Cartier-Bresson is well known for having coined the phrase, "the decisive moment," to signify that what may be especially telling in the photograph has somehow been anticipated and yet when the moment arrives there can be no hesitation or question. The finger moves. It is a remarkable moment in which a person and the event and the moment merge into one. It is not, in other words, a question of setting a camera on a tripod and clicking pictures automatically, hoping to catch something. It is a sort of dance, evidenced by the fact that Cartier-Bresson literally would take a hop or appear to be doing a dance step as he raised the Leica to his eye and fired.

----An excerpt from the article "Zen Photography" by Brian Robertson, Editor, with a link to the website----

Maybe someone here will find this interesting...

brachyrhynchos
02-11-2001, 03:59 PM
I find street photography mesmerizing, but for some reason I never thought of going on the net to look for it. Thanks for the link! An interesting site as is Robertson's color site, but what was with that solarization on the mouse-over?

elelle
02-11-2001, 08:19 PM
Thanks much for those links Peta.

Cartier-Bresson, Gary Winogrand, Gordon Parks and William Eggleston are some of my primary inspirations as a photographer. As a practioner of this art, I can add that the "dance" has two distinct parts. The best part is hanging out, becoming involved with one's milieu, and framing to the best of one's ability what can be taken in.

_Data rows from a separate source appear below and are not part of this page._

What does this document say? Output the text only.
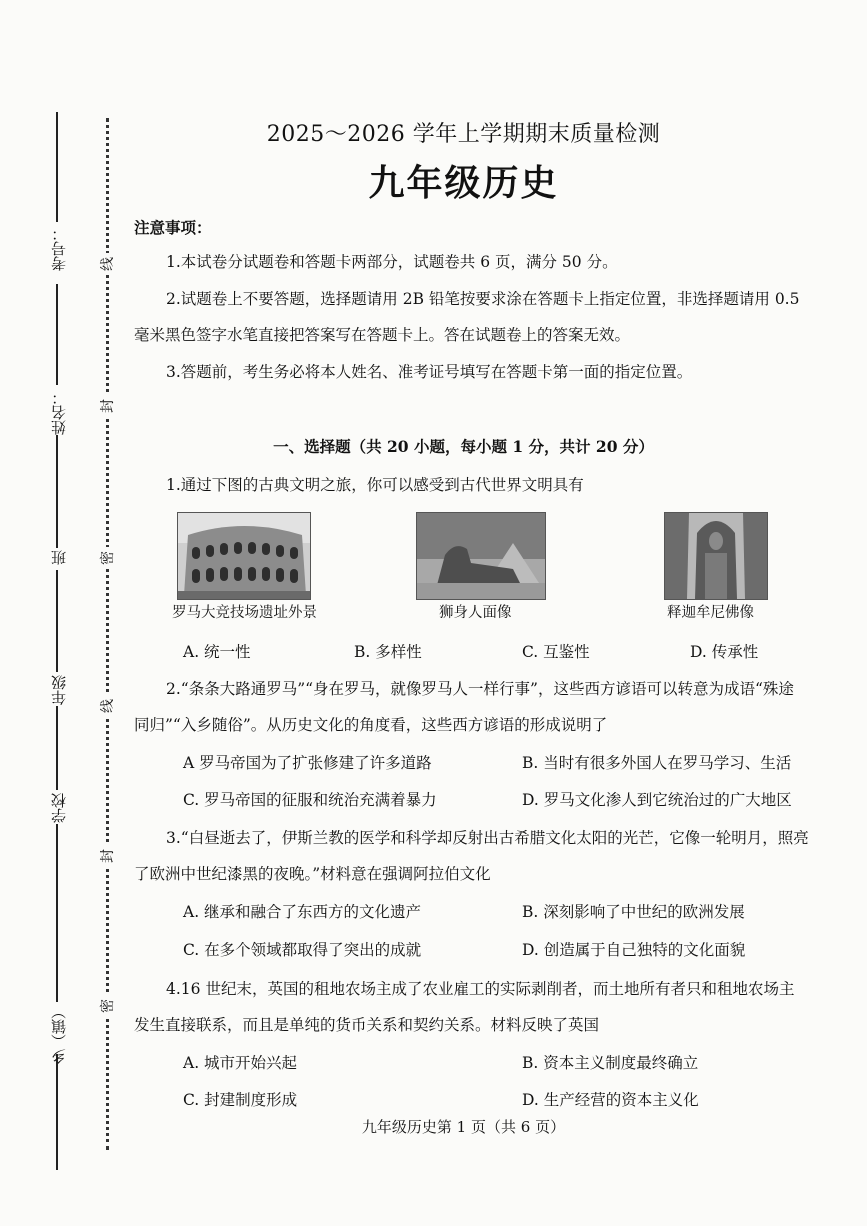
考号：
姓名：
班
年级
学校
乡（镇）
线
封
密
线
封
密
2025～2026 学年上学期期末质量检测
九年级历史
注意事项：
1.本试卷分试题卷和答题卡两部分，试题卷共 6 页，满分 50 分。
2.试题卷上不要答题，选择题请用 2B 铅笔按要求涂在答题卡上指定位置，非选择题请用 0.5
毫米黑色签字水笔直接把答案写在答题卡上。答在试题卷上的答案无效。
3.答题前，考生务必将本人姓名、准考证号填写在答题卡第一面的指定位置。
一、选择题（共 20 小题，每小题 1 分，共计 20 分）
1.通过下图的古典文明之旅，你可以感受到古代世界文明具有
罗马大竞技场遗址外景	狮身人面像	释迦牟尼佛像
A. 统一性	B. 多样性	C. 互鉴性	D. 传承性
2.“条条大路通罗马”“身在罗马，就像罗马人一样行事”，这些西方谚语可以转意为成语“殊途
同归”“入乡随俗”。从历史文化的角度看，这些西方谚语的形成说明了
A 罗马帝国为了扩张修建了许多道路	B. 当时有很多外国人在罗马学习、生活
C. 罗马帝国的征服和统治充满着暴力	D. 罗马文化渗人到它统治过的广大地区
3.“白昼逝去了，伊斯兰教的医学和科学却反射出古希腊文化太阳的光芒，它像一轮明月，照亮
了欧洲中世纪漆黑的夜晚。”材料意在强调阿拉伯文化
A. 继承和融合了东西方的文化遗产	B. 深刻影响了中世纪的欧洲发展
C. 在多个领域都取得了突出的成就	D. 创造属于自己独特的文化面貌
4.16 世纪末，英国的租地农场主成了农业雇工的实际剥削者，而土地所有者只和租地农场主
发生直接联系，而且是单纯的货币关系和契约关系。材料反映了英国
A. 城市开始兴起	B. 资本主义制度最终确立
C. 封建制度形成	D. 生产经营的资本主义化
九年级历史第 1 页（共 6 页）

I used to just stay put in a certain spot that "felt right" in Memphis, New Orleans, or some forlorn piece of the MSPI Delta, and wait. Usually, it was wait, hang out, talk to folks, but the place was always right. Something would happen, and a fine picture would result. I don't know how to explain this rationally, but even in portaiture, which I have a decent reputation for, I always found the place to set the person in.

Street Portraits always put me in a gone yond space. Time stops in it's normal everyday sense. You leave all your "gotta do this" perception and pay attention to the moment. It usually takes me several hours to snap out of that and into the normal way of being.

The second part of the dance is to technically execute the print, which is as least as painstaking as the first part. I still get whupped up when I see a negative come out of the tank that is half as much as I'd hoped for. And then to print it well on paper is another process. I suppose that everything I've learned is antiquated by digital processes, but I still love the old alchemy. And I always have to see it pesonally through from shuttercock to final print to make it worthwhile. That's what makes that particular passing moment shine.

Thanks for making me remember that, Peta!